Avvio debole per le borse: sale Unicredit, crolla Stm
di Edoardo Fagnani 24 gen 2012 ore 09:06Il FTSEMib registra un calo dello 0,51%, mentre il FTSE Italia All Share è in flessione dello 0,51%. Ribassi frazionali per il FTSE Italia Mid Cap (-0,3%) e il FTSE Italia Star (-0,02%).
Avvio di settimana all’insegna della cautela per Wall Street. Il Dow Jones ha registrato una minima flessione dello 0,09% a 12.709 punti. Stessa variazione per il Nasdaq, che è sceso a 2.784 punti. In leggero progresso, invece, l’S&P500 (+0,05% a 1.316 punti). Spicca il pesante ribasso di Research in Motion (-8,5%), dopo il cambio dei vertici societari.

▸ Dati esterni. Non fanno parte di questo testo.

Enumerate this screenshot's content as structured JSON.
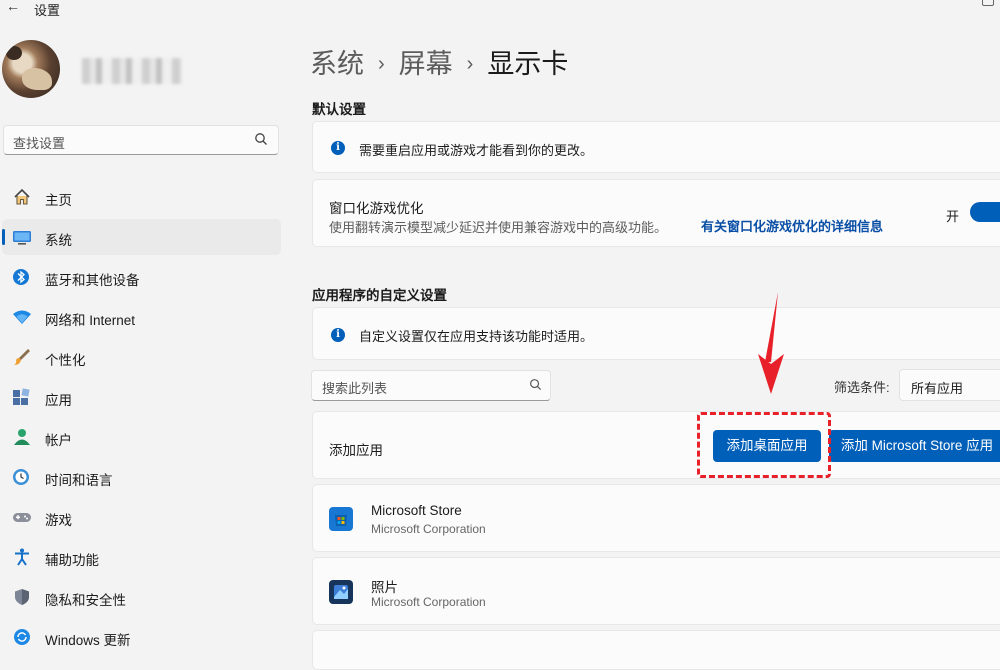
{
  "window": {
    "title": "设置"
  },
  "sidebar": {
    "search_placeholder": "查找设置",
    "items": [
      {
        "label": "主页",
        "icon": "home-icon"
      },
      {
        "label": "系统",
        "icon": "system-display-icon",
        "active": true
      },
      {
        "label": "蓝牙和其他设备",
        "icon": "bluetooth-icon"
      },
      {
        "label": "网络和 Internet",
        "icon": "wifi-icon"
      },
      {
        "label": "个性化",
        "icon": "brush-icon"
      },
      {
        "label": "应用",
        "icon": "apps-icon"
      },
      {
        "label": "帐户",
        "icon": "account-icon"
      },
      {
        "label": "时间和语言",
        "icon": "clock-globe-icon"
      },
      {
        "label": "游戏",
        "icon": "gamepad-icon"
      },
      {
        "label": "辅助功能",
        "icon": "accessibility-icon"
      },
      {
        "label": "隐私和安全性",
        "icon": "shield-icon"
      },
      {
        "label": "Windows 更新",
        "icon": "update-icon"
      }
    ]
  },
  "breadcrumb": {
    "part1": "系统",
    "part2": "屏幕",
    "current": "显示卡"
  },
  "default_settings": {
    "heading": "默认设置",
    "info": "需要重启应用或游戏才能看到你的更改。",
    "windowed_opt": {
      "title": "窗口化游戏优化",
      "desc": "使用翻转演示模型减少延迟并使用兼容游戏中的高级功能。",
      "link": "有关窗口化游戏优化的详细信息",
      "toggle_label": "开",
      "toggle_on": true
    }
  },
  "app_custom": {
    "heading": "应用程序的自定义设置",
    "info": "自定义设置仅在应用支持该功能时适用。",
    "search_placeholder": "搜索此列表",
    "filter_label": "筛选条件:",
    "filter_value": "所有应用",
    "add_label": "添加应用",
    "add_desktop_btn": "添加桌面应用",
    "add_store_btn": "添加 Microsoft Store 应用",
    "apps": [
      {
        "name": "Microsoft Store",
        "publisher": "Microsoft Corporation",
        "icon": "microsoft-store-icon"
      },
      {
        "name": "照片",
        "publisher": "Microsoft Corporation",
        "icon": "photos-icon"
      }
    ]
  },
  "colors": {
    "accent": "#005fb8",
    "annotation": "#e8202a"
  }
}
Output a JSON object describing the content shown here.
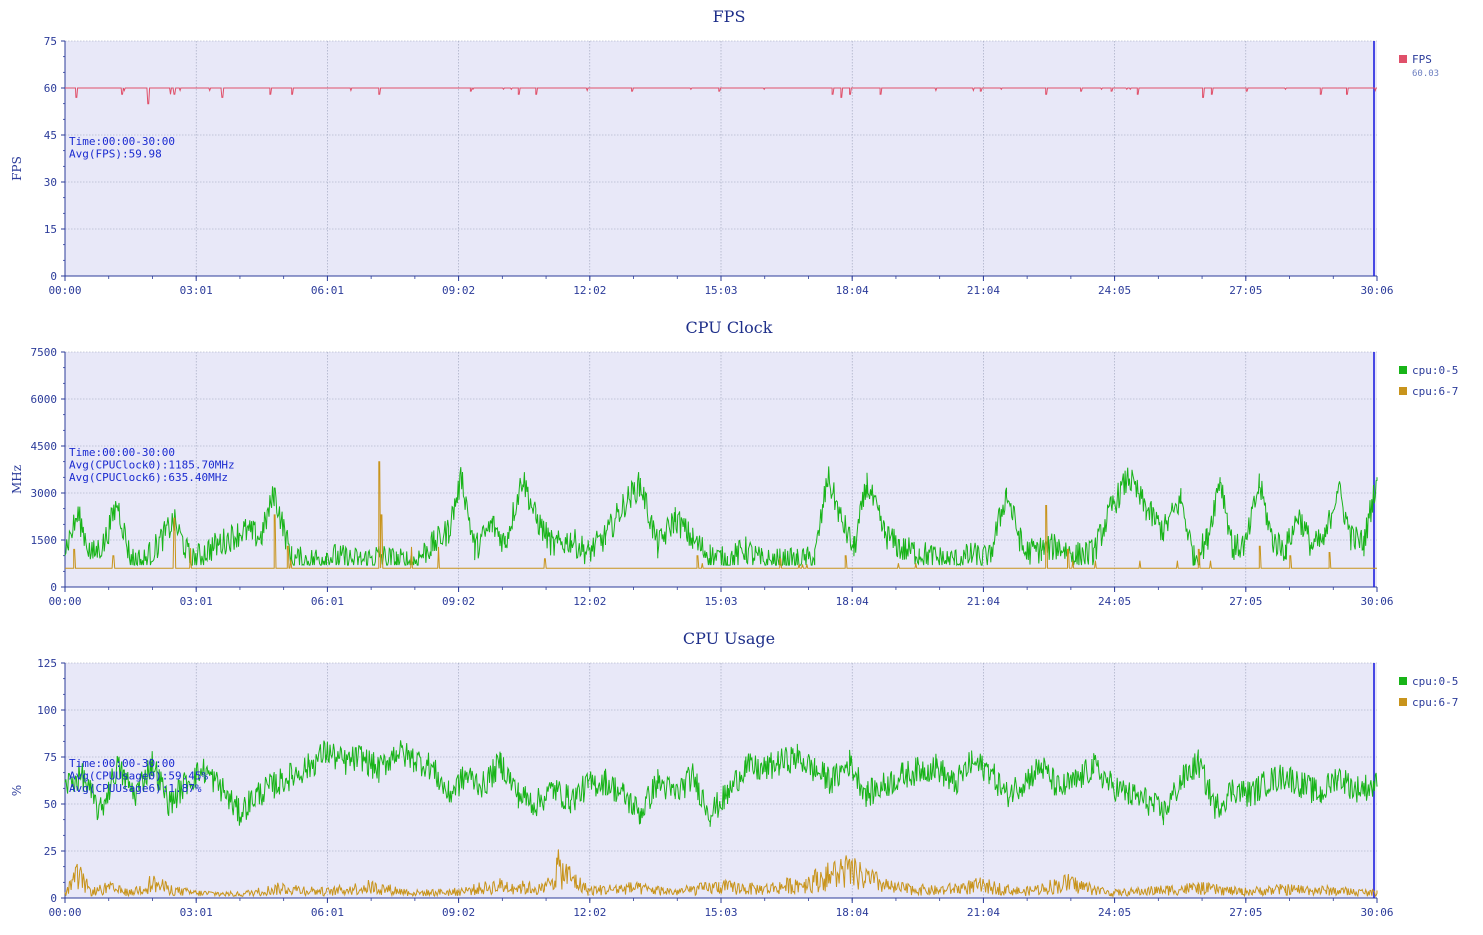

Chiusura in frazionale rialzo per la Borsa di Tokyo. L’indice Nikkei ha terminato la seduta con un progresso dello 0,2% a 8.785,5 punti.
Bancari in generale rialzo, dopo le ottime performance registrate ieri. L’agenzia S&P ha tagliato di un livello i rating sulla struttura patrimoniale di Société Générale e del credit Agricole, in seguito al recente peggioramento del giudizio sul debito sovrano della Francia.
Partenza positiva per Unicredit. Il titolo dell’istituto sale dello 0,87% a 3,692 euro. Secondo quanto riportato da Il Sole24Ore il patron di Tod’s, Diego Della Valle di Tod's avrebbe sottoscritto un pacchetto azionario vicino al 2% delle quote. Il numero uno di Geox, Mario Moretti Polegato, avrebbe investito una quota vicino ai 100 milioni di euro.
Stm non riesce a fare prezzo per eccesso di ribasso. Il gruppo italofrancese ha chiuso il quarto trimestre del 2011 con ricavi per 2,19 miliardi di dollari, risultato che si confronta con i 2,88 miliardi ottenuti nello stesso periodo dell’esercizio precedente. In decisa contrazione anche la marginalità, passata dal 39,9% al 33,4%. Nel solo terzo trimestre la marginalità si era attestata al 35,8%. Stm ha terminato gli ultimi tre mesi del 2011 con una perdita netta di 11 milioni di dollari (-0,01 dollari per azione), rispetto all’utile di 219 milioni del quarto trimestre del 2010 (0,24 dollari per azione). I vertici prevedono per il trimestre in corso un calo del fatturato compreso tra il 4% e il 10% rispetto al risultato ottenuto nell’ultimo trimestre del 2011, mentre la marginalità dovrebbe collocarsi in un intorno del 33%.